Il retrouve ainsi toutes ses dates de vaccination. Pratique puisque pour entrer en Côte d’Ivoire, il faut prouver qu’on est protégé contre la fièvre jaune. «Si vous avez oublié votre carnet papier, explique Etche Noël N’Drin d’un air entendu, vous pouvez vous connecter sur votre smartphone et apporter la preuve de votre vaccination.» Mais le service a surtout un intérêt de santé publique. Car en Côte d’Ivoire, même si les vaccins des nourrissons sont gratuits, la couverture vaccinale reste insuffisante, en particulier pour les rappels. Le Dr Kouamé, épidémiologiste, médecin de santé publique, rappelle les chiffres du programme élargi de vaccination: «La proportion des enfants correctement vaccinés, avec des doses valides, ne représente que 20 % et, chez les plus âgés, 45 % des enfants de 12 à 23 mois ont reçu toutes les doses requises pour une vaccination complète, donc moins de la moitié.»
«Les Ivoiriens souvent, quand ils ont fait le vaccin une fois, ils ne reviennent plus»: c’est sur ce constat qu’Etche Noël N’Drin est allé voir l’Institut national d’hygiène publique (INHP) pour lui proposer sa e-solution. En 2011, la start-up commence à travailler avec l’Institut, avant de signer une convention avec le ministère de la Santé en 2012. Aujourd’hui, OPI-SMS est ainsi proposé dans 165 centres de santé, sur les plus de 1700 que compte le pays. C’est le cas par exemple au centre de vaccination international de l’INHP au CHU de Treichville. Ce jour-là, c’est la foule des grands jours, entre les voyageurs qui partent en vacances et les parents qui mettent à jour les vaccins avant la rentrée. Après la piqûre, une femme souriante propose le service OPI-SMS. Ceux qui sont intéressés sont ensuite dirigés vers un bureau installé à l’entrée où les données de leur carnet de santé papier seront intégrées dans leur e-carnet de vaccination.

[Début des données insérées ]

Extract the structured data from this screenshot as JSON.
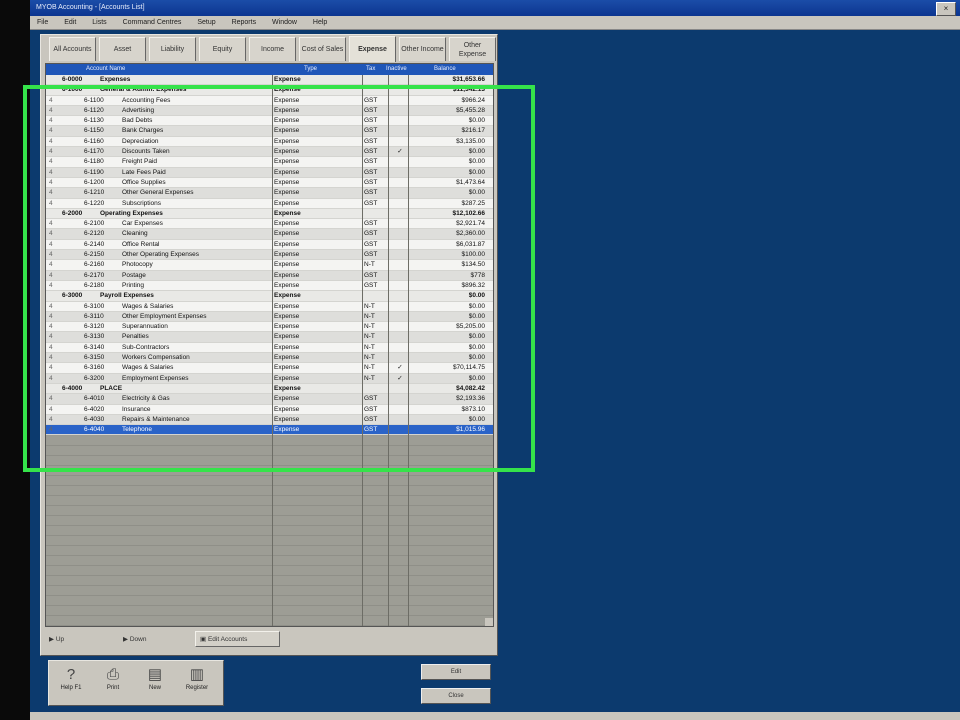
{
  "window": {
    "title": "MYOB Accounting - [Accounts List]",
    "close_label": "×"
  },
  "menu": [
    "File",
    "Edit",
    "Lists",
    "Command Centres",
    "Setup",
    "Reports",
    "Window",
    "Help"
  ],
  "tabs": [
    {
      "label": "All Accounts",
      "active": false
    },
    {
      "label": "Asset",
      "active": false
    },
    {
      "label": "Liability",
      "active": false
    },
    {
      "label": "Equity",
      "active": false
    },
    {
      "label": "Income",
      "active": false
    },
    {
      "label": "Cost of Sales",
      "active": false
    },
    {
      "label": "Expense",
      "active": true
    },
    {
      "label": "Other Income",
      "active": false
    },
    {
      "label": "Other Expense",
      "active": false
    }
  ],
  "columns": {
    "name": "Account Name",
    "type": "Type",
    "tax": "Tax",
    "inactive": "Inactive",
    "balance": "Balance"
  },
  "rows": [
    {
      "lvl": "",
      "code": "6-0000",
      "name": "Expenses",
      "type": "Expense",
      "tax": "",
      "inactive": "",
      "balance": "$31,653.66",
      "header": true
    },
    {
      "lvl": "",
      "code": "6-1000",
      "name": "General & Admin. Expenses",
      "type": "Expense",
      "tax": "",
      "inactive": "",
      "balance": "$11,342.13",
      "header": true
    },
    {
      "lvl": "4",
      "code": "6-1100",
      "name": "Accounting Fees",
      "type": "Expense",
      "tax": "GST",
      "inactive": "",
      "balance": "$966.24"
    },
    {
      "lvl": "4",
      "code": "6-1120",
      "name": "Advertising",
      "type": "Expense",
      "tax": "GST",
      "inactive": "",
      "balance": "$5,455.28"
    },
    {
      "lvl": "4",
      "code": "6-1130",
      "name": "Bad Debts",
      "type": "Expense",
      "tax": "GST",
      "inactive": "",
      "balance": "$0.00"
    },
    {
      "lvl": "4",
      "code": "6-1150",
      "name": "Bank Charges",
      "type": "Expense",
      "tax": "GST",
      "inactive": "",
      "balance": "$216.17"
    },
    {
      "lvl": "4",
      "code": "6-1160",
      "name": "Depreciation",
      "type": "Expense",
      "tax": "GST",
      "inactive": "",
      "balance": "$3,135.00"
    },
    {
      "lvl": "4",
      "code": "6-1170",
      "name": "Discounts Taken",
      "type": "Expense",
      "tax": "GST",
      "inactive": "✓",
      "balance": "$0.00"
    },
    {
      "lvl": "4",
      "code": "6-1180",
      "name": "Freight Paid",
      "type": "Expense",
      "tax": "GST",
      "inactive": "",
      "balance": "$0.00"
    },
    {
      "lvl": "4",
      "code": "6-1190",
      "name": "Late Fees Paid",
      "type": "Expense",
      "tax": "GST",
      "inactive": "",
      "balance": "$0.00"
    },
    {
      "lvl": "4",
      "code": "6-1200",
      "name": "Office Supplies",
      "type": "Expense",
      "tax": "GST",
      "inactive": "",
      "balance": "$1,473.64"
    },
    {
      "lvl": "4",
      "code": "6-1210",
      "name": "Other General Expenses",
      "type": "Expense",
      "tax": "GST",
      "inactive": "",
      "balance": "$0.00"
    },
    {
      "lvl": "4",
      "code": "6-1220",
      "name": "Subscriptions",
      "type": "Expense",
      "tax": "GST",
      "inactive": "",
      "balance": "$287.25"
    },
    {
      "lvl": "",
      "code": "6-2000",
      "name": "Operating Expenses",
      "type": "Expense",
      "tax": "",
      "inactive": "",
      "balance": "$12,102.66",
      "header": true
    },
    {
      "lvl": "4",
      "code": "6-2100",
      "name": "Car Expenses",
      "type": "Expense",
      "tax": "GST",
      "inactive": "",
      "balance": "$2,921.74"
    },
    {
      "lvl": "4",
      "code": "6-2120",
      "name": "Cleaning",
      "type": "Expense",
      "tax": "GST",
      "inactive": "",
      "balance": "$2,360.00"
    },
    {
      "lvl": "4",
      "code": "6-2140",
      "name": "Office Rental",
      "type": "Expense",
      "tax": "GST",
      "inactive": "",
      "balance": "$6,031.87"
    },
    {
      "lvl": "4",
      "code": "6-2150",
      "name": "Other Operating Expenses",
      "type": "Expense",
      "tax": "GST",
      "inactive": "",
      "balance": "$100.00"
    },
    {
      "lvl": "4",
      "code": "6-2160",
      "name": "Photocopy",
      "type": "Expense",
      "tax": "N-T",
      "inactive": "",
      "balance": "$134.50"
    },
    {
      "lvl": "4",
      "code": "6-2170",
      "name": "Postage",
      "type": "Expense",
      "tax": "GST",
      "inactive": "",
      "balance": "$778"
    },
    {
      "lvl": "4",
      "code": "6-2180",
      "name": "Printing",
      "type": "Expense",
      "tax": "GST",
      "inactive": "",
      "balance": "$896.32"
    },
    {
      "lvl": "",
      "code": "6-3000",
      "name": "Payroll Expenses",
      "type": "Expense",
      "tax": "",
      "inactive": "",
      "balance": "$0.00",
      "header": true
    },
    {
      "lvl": "4",
      "code": "6-3100",
      "name": "Wages & Salaries",
      "type": "Expense",
      "tax": "N-T",
      "inactive": "",
      "balance": "$0.00"
    },
    {
      "lvl": "4",
      "code": "6-3110",
      "name": "Other Employment Expenses",
      "type": "Expense",
      "tax": "N-T",
      "inactive": "",
      "balance": "$0.00"
    },
    {
      "lvl": "4",
      "code": "6-3120",
      "name": "Superannuation",
      "type": "Expense",
      "tax": "N-T",
      "inactive": "",
      "balance": "$5,205.00"
    },
    {
      "lvl": "4",
      "code": "6-3130",
      "name": "Penalties",
      "type": "Expense",
      "tax": "N-T",
      "inactive": "",
      "balance": "$0.00"
    },
    {
      "lvl": "4",
      "code": "6-3140",
      "name": "Sub-Contractors",
      "type": "Expense",
      "tax": "N-T",
      "inactive": "",
      "balance": "$0.00"
    },
    {
      "lvl": "4",
      "code": "6-3150",
      "name": "Workers Compensation",
      "type": "Expense",
      "tax": "N-T",
      "inactive": "",
      "balance": "$0.00"
    },
    {
      "lvl": "4",
      "code": "6-3160",
      "name": "Wages & Salaries",
      "type": "Expense",
      "tax": "N-T",
      "inactive": "✓",
      "balance": "$70,114.75"
    },
    {
      "lvl": "4",
      "code": "6-3200",
      "name": "Employment Expenses",
      "type": "Expense",
      "tax": "N-T",
      "inactive": "✓",
      "balance": "$0.00"
    },
    {
      "lvl": "",
      "code": "6-4000",
      "name": "PLACE",
      "type": "Expense",
      "tax": "",
      "inactive": "",
      "balance": "$4,082.42",
      "header": true
    },
    {
      "lvl": "4",
      "code": "6-4010",
      "name": "Electricity & Gas",
      "type": "Expense",
      "tax": "GST",
      "inactive": "",
      "balance": "$2,193.36"
    },
    {
      "lvl": "4",
      "code": "6-4020",
      "name": "Insurance",
      "type": "Expense",
      "tax": "GST",
      "inactive": "",
      "balance": "$873.10"
    },
    {
      "lvl": "4",
      "code": "6-4030",
      "name": "Repairs & Maintenance",
      "type": "Expense",
      "tax": "GST",
      "inactive": "",
      "balance": "$0.00"
    },
    {
      "lvl": "4",
      "code": "6-4040",
      "name": "Telephone",
      "type": "Expense",
      "tax": "GST",
      "inactive": "",
      "balance": "$1,015.96",
      "selected": true
    }
  ],
  "bottom_bar": {
    "radio_up": "Up",
    "radio_down": "Down",
    "group_button": "Edit Accounts"
  },
  "toolbar": [
    {
      "label": "Help F1",
      "icon": "help-icon"
    },
    {
      "label": "Print",
      "icon": "print-icon"
    },
    {
      "label": "New",
      "icon": "new-icon"
    },
    {
      "label": "Register",
      "icon": "register-icon"
    }
  ],
  "side_buttons": [
    "Edit",
    "Close"
  ],
  "colors": {
    "desktop": "#0c3a6e",
    "header": "#1f56b8",
    "selected_row": "#2a63c8",
    "highlight": "#35e34a"
  }
}
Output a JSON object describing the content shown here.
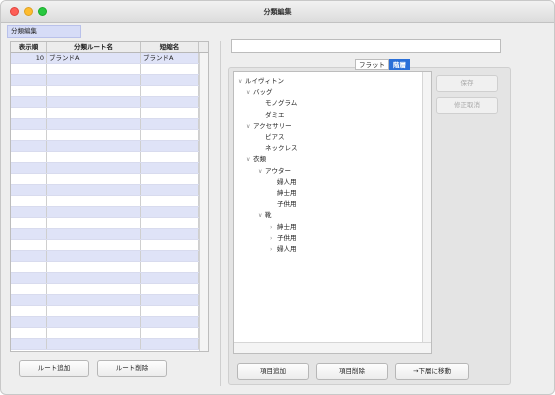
{
  "window": {
    "title": "分類編集"
  },
  "tab": {
    "label": "分類編集"
  },
  "table": {
    "columns": [
      "表示順",
      "分類ルート名",
      "短縮名"
    ],
    "rows": [
      {
        "order": "10",
        "name": "ブランドA",
        "short": "ブランドA"
      }
    ]
  },
  "left_buttons": {
    "add_root": "ルート追加",
    "delete_root": "ルート削除"
  },
  "view_toggle": {
    "options": [
      "フラット",
      "階層"
    ],
    "selected": "階層"
  },
  "side_buttons": {
    "save": "保存",
    "undo": "修正取消"
  },
  "bottom_buttons": {
    "add_item": "項目追加",
    "delete_item": "項目削除",
    "move_down": "→下層に移動"
  },
  "tree": [
    {
      "label": "ルイヴィトン",
      "level": 0,
      "twisty": "expanded"
    },
    {
      "label": "バッグ",
      "level": 1,
      "twisty": "expanded"
    },
    {
      "label": "モノグラム",
      "level": 2,
      "twisty": "none"
    },
    {
      "label": "ダミエ",
      "level": 2,
      "twisty": "none"
    },
    {
      "label": "アクセサリー",
      "level": 1,
      "twisty": "expanded"
    },
    {
      "label": "ピアス",
      "level": 2,
      "twisty": "none"
    },
    {
      "label": "ネックレス",
      "level": 2,
      "twisty": "none"
    },
    {
      "label": "衣類",
      "level": 1,
      "twisty": "expanded"
    },
    {
      "label": "アウター",
      "level": 2,
      "twisty": "expanded"
    },
    {
      "label": "婦人用",
      "level": 3,
      "twisty": "none"
    },
    {
      "label": "紳士用",
      "level": 3,
      "twisty": "none"
    },
    {
      "label": "子供用",
      "level": 3,
      "twisty": "none"
    },
    {
      "label": "靴",
      "level": 2,
      "twisty": "expanded"
    },
    {
      "label": "紳士用",
      "level": 3,
      "twisty": "collapsed"
    },
    {
      "label": "子供用",
      "level": 3,
      "twisty": "collapsed"
    },
    {
      "label": "婦人用",
      "level": 3,
      "twisty": "collapsed"
    }
  ],
  "colors": {
    "accent": "#2b6fd8",
    "row_stripe": "#dfe3f7",
    "tab_bg": "#d6dcf7"
  }
}
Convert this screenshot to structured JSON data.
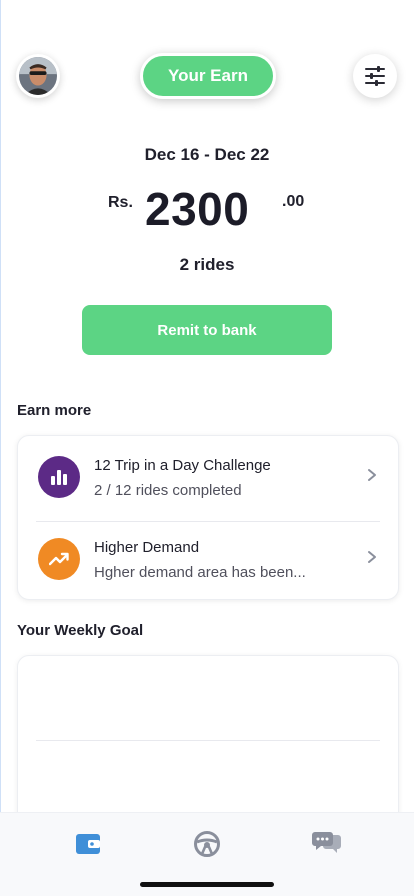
{
  "header": {
    "title": "Your Earn",
    "avatar_icon": "driver-avatar",
    "filter_icon": "sliders-icon"
  },
  "summary": {
    "date_range": "Dec 16 - Dec 22",
    "currency": "Rs.",
    "amount": "2300",
    "decimals": ".00",
    "rides": "2 rides"
  },
  "actions": {
    "remit_label": "Remit to bank"
  },
  "earn_more": {
    "title": "Earn more",
    "items": [
      {
        "title": "12 Trip in a Day Challenge",
        "subtitle": "2 / 12 rides completed",
        "icon": "bar-chart-icon",
        "color": "#5c2a86"
      },
      {
        "title": "Higher Demand",
        "subtitle": "Hgher demand area has been...",
        "icon": "trending-up-icon",
        "color": "#f08a24"
      }
    ]
  },
  "weekly_goal": {
    "title": "Your Weekly Goal"
  },
  "nav": {
    "items": [
      {
        "icon": "wallet-icon",
        "active": true
      },
      {
        "icon": "steering-wheel-icon",
        "active": false
      },
      {
        "icon": "chat-icon",
        "active": false
      }
    ]
  },
  "colors": {
    "accent": "#5cd484",
    "nav_active": "#3f8fd8",
    "nav_inactive": "#8a8f9c"
  }
}
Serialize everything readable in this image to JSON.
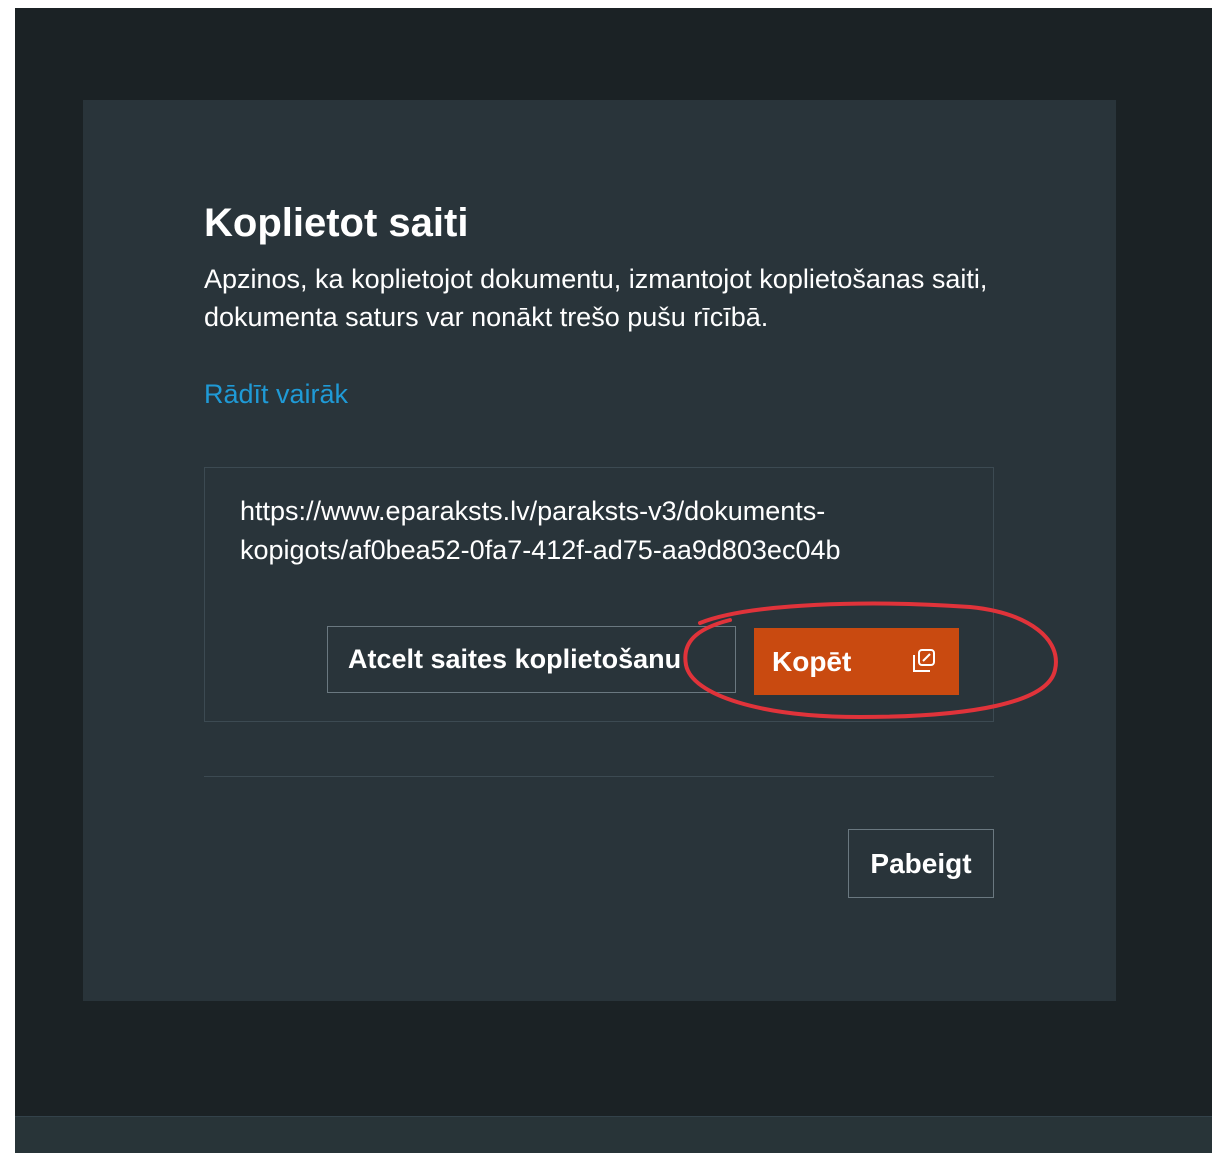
{
  "dialog": {
    "title": "Koplietot saiti",
    "description": "Apzinos, ka koplietojot dokumentu, izmantojot koplietošanas saiti, dokumenta saturs var nonākt trešo pušu rīcībā.",
    "show_more_link": "Rādīt vairāk",
    "share_url": "https://www.eparaksts.lv/paraksts-v3/dokuments-kopigots/af0bea52-0fa7-412f-ad75-aa9d803ec04b",
    "cancel_share_button": "Atcelt saites koplietošanu",
    "copy_button": "Kopēt",
    "copy_icon": "copy-link-icon",
    "finish_button": "Pabeigt"
  },
  "colors": {
    "backdrop": "#1b2225",
    "dialog_bg": "#29343a",
    "accent": "#c94a10",
    "link": "#1f9ad6",
    "annotation": "#e0333a"
  }
}
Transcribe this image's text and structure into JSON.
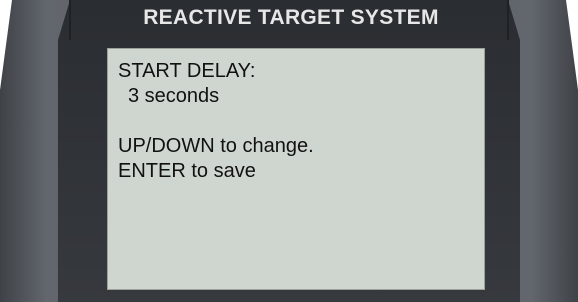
{
  "device": {
    "title": "REACTIVE TARGET SYSTEM",
    "colors": {
      "outer_body": "#555a62",
      "inner_bezel": "#2f3236",
      "lcd_background": "#cfd6cf",
      "lcd_text": "#111111",
      "title_text": "#e7e7e7"
    }
  },
  "screen": {
    "heading": "START DELAY:",
    "value": "3 seconds",
    "instruction_1": "UP/DOWN to change.",
    "instruction_2": "ENTER to save"
  }
}
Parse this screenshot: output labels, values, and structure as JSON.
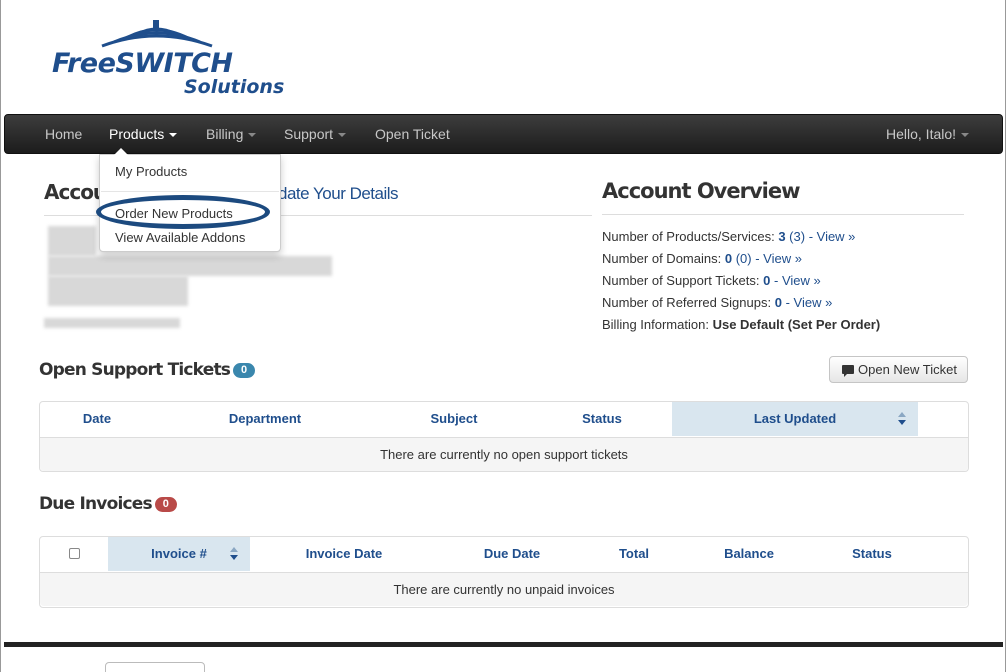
{
  "logo": {
    "line1": "FreeSWITCH",
    "line2": "Solutions"
  },
  "navbar": {
    "items": [
      {
        "label": "Home"
      },
      {
        "label": "Products"
      },
      {
        "label": "Billing"
      },
      {
        "label": "Support"
      },
      {
        "label": "Open Ticket"
      }
    ],
    "user": "Hello, Italo!"
  },
  "products_menu": {
    "items": [
      {
        "label": "My Products"
      },
      {
        "label": "Order New Products"
      },
      {
        "label": "View Available Addons"
      }
    ]
  },
  "account": {
    "heading": "Accou",
    "update_link": "date Your Details"
  },
  "overview": {
    "heading": "Account Overview",
    "products_label": "Number of Products/Services:",
    "products_count": "3",
    "products_sub": "(3)",
    "domains_label": "Number of Domains:",
    "domains_count": "0",
    "domains_sub": "(0)",
    "tickets_label": "Number of Support Tickets:",
    "tickets_count": "0",
    "referred_label": "Number of Referred Signups:",
    "referred_count": "0",
    "view_link": "- View »",
    "billing_label": "Billing Information:",
    "billing_value": "Use Default (Set Per Order)"
  },
  "tickets": {
    "heading": "Open Support Tickets",
    "badge": "0",
    "button": "Open New Ticket",
    "columns": [
      "Date",
      "Department",
      "Subject",
      "Status",
      "Last Updated"
    ],
    "empty": "There are currently no open support tickets"
  },
  "invoices": {
    "heading": "Due Invoices",
    "badge": "0",
    "columns": [
      "Invoice #",
      "Invoice Date",
      "Due Date",
      "Total",
      "Balance",
      "Status"
    ],
    "empty": "There are currently no unpaid invoices"
  },
  "colors": {
    "brand": "#1f4e8c",
    "navbar": "#2a2a2a",
    "badge_blue": "#3a87ad",
    "badge_red": "#b94a48"
  }
}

«La e-Santé apporte des solutions innovantes»
«Aujourd’hui, nous sommes présents dans les grandes villes, explique Jean-Claude Blay Niamkey, responsable du service OPI-SMS. Dans les zones rurales et les petites villes, c’est plus difficile pour les populations de payer l’abonnement donc nous espérons pouvoir travailler avec des partenaires.» C’est ce qu’a fait l’ONG Hélène Keller International qui a offert le service OPI-SMS à des mères. Résultat: une amélioration de 17 % des vaccinations chez les familles bénéficiant des rappels par SMS par rapport aux autres.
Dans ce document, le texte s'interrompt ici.